Fini les Nuits Sonores! Lancé en 2017, à Bruxelles, le festival de musique électronique laisse place à Abrupt. Au programme, quatre jours de musiques, de débats et d’expérimentations. Explication avec son grand manitou, Dorian Meeùs.

Un festival, ça naît, ça vit, ça grandit. Et parfois, aussi, ça mute. Du 9 au 13 octobre aura lieu la toute première édition du festival Abrupt. Au programme, répartis entre sept lieux différents de Bruxelles, des live électroniques, des DJ sets, des expérimentations, des conférences, des workshop, etc. Un peu comme les Nuits sonores, qui avaient lieu traditionnellement au même moment? Exactement. Pour cause, Abrupt en est le descendant direct, comme une prolongation du festival lancé dans la capitale en 2017.

Pour rappel, cette année-là, l’événement lyonnais -devenu un incontournable du circuit des festivals de musiques électroniques- posait ses platines à Bruxelles. Après quelques tâtonnements, les Nuits sonores à la mode bruxelloises ont fini par trouver leurs marques. Notamment en s’appuyant toujours plus sur la branche locale d’Arty Farty (la structure organisatrice du festival français). Avec Abrupt, celle-ci prend définitivement son envol. Dorian Meeùs, directeur général et artistique de l’asbl belge, explique: « C’était une très belle aventure -on a quand même fait six éditions ensemble. C’est juste qu’à un moment donné, on avait besoin d’ancrer de manière beaucoup plus profonde les racines d’un festival bruxellois. »

Ce virage passe par un désengagement des grands frères français – »Il a pu y avoir de la déception de leur part, mais ils comprennent la démarche ». Et donc aussi par un changement de nom. « Parce que Nuits sonores reste tout de même un terme francophone, qui ne parlait pas forcément aux néerlandophones. Et puis même par rapport au public français qui connaissait le festival à Lyon, et qui venait découvrir sa déclinaison bruxelloise, il y avait souvent une certaine déception. Parce qu’on fonctionne très différemment. Une partie des Nuit sonores françaises s’étend par exemple sur des grandes salles, avec des grosses productions. Ce n’est pas vraiment le cas dans la version belge. Et puis, pour être honnête, cela devenait parfois fatigant de devoir réexpliquer chaque année -que ce soit aux partenaires institutionnels ou même aux artistes-, que le festival n’était pas le bras armé d’un gros groupe français qui avait l’intention de « coloniser » Bruxelles. Mais bien un événement local, co-produit en l’occurrence à 100% par l’asbl et Bozar. »

L’accent sur le live

Même si elle parlait au-delà des frontières, il fallait donc laisser tomber l’ancienne marque. Et en inventer une autre. Ce qui n’est jamais une mince affaire. « On a beaucoup galéré et brainstormé« , avoue Dorian Meeùs. Pour s’arrêter finalement sur Abrupt. Un terme qui a déjà l’avantage de se retrouver tel quel dans au moins trois langues –français, néerlandais, anglais. « Et puis, pour qui veut l’entendre, on y trouve également les lettres BRU de Bruxelles. C’est anecdotique, mais pour un festival qui veut s’enraciner dans la ville, cela rajoutait du sens. » Enfin, il y a évidemment la signification première du terme, avec tout ce qu’il peut connoter de soudain, mais aussi éventuellement de raide et d’escarpé. « On trouvait en effet que le mot traduisait à la fois cette idée d’inattendu, et puis les prises de risque que l’on compte proposer avec le festival, où l’on mise quand même très fort sur les musiques non conventionnelles, l’émergence, l’expérimentation, etc. »

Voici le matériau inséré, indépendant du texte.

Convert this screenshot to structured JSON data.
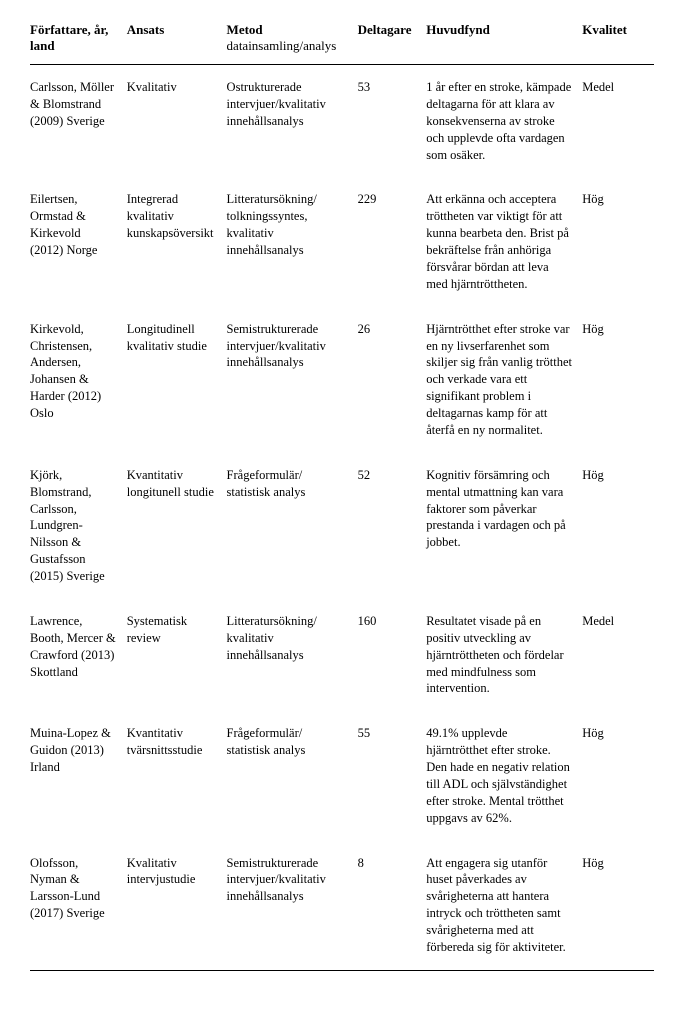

Le changement n’est donc pas que de façade. Certes, les habitués des Nuits sonores bruxelloises ne seront pas complètement déboussolés. Ils retrouveront par exemple les talks et autres conférences, toujours organisés par l’European Lab. Mais Abrupt compte bien appuyer sur certaines nouveautés. « Là où on avait par exemple une dominante des DJ sets, on veut proposer aujourd’hui au moins 50% de concert. Ce qui peut inclure les lives électroniques. Mais au-delà des outils analogiques ou modulaires, il y aura souvent aussi un instrument qui vient soit du « classique » -comme le piano, le violoncelle, l’orgue d’église, etc– ou d’un univers plus rock –comme la guitare électrique. » C’est par exemple le concert de Maxime Denuc à la cathédrale Saints-Michel-et-Gudule; ou celui de la productrice Laurel Halo, qui troquera les machines pour le piano.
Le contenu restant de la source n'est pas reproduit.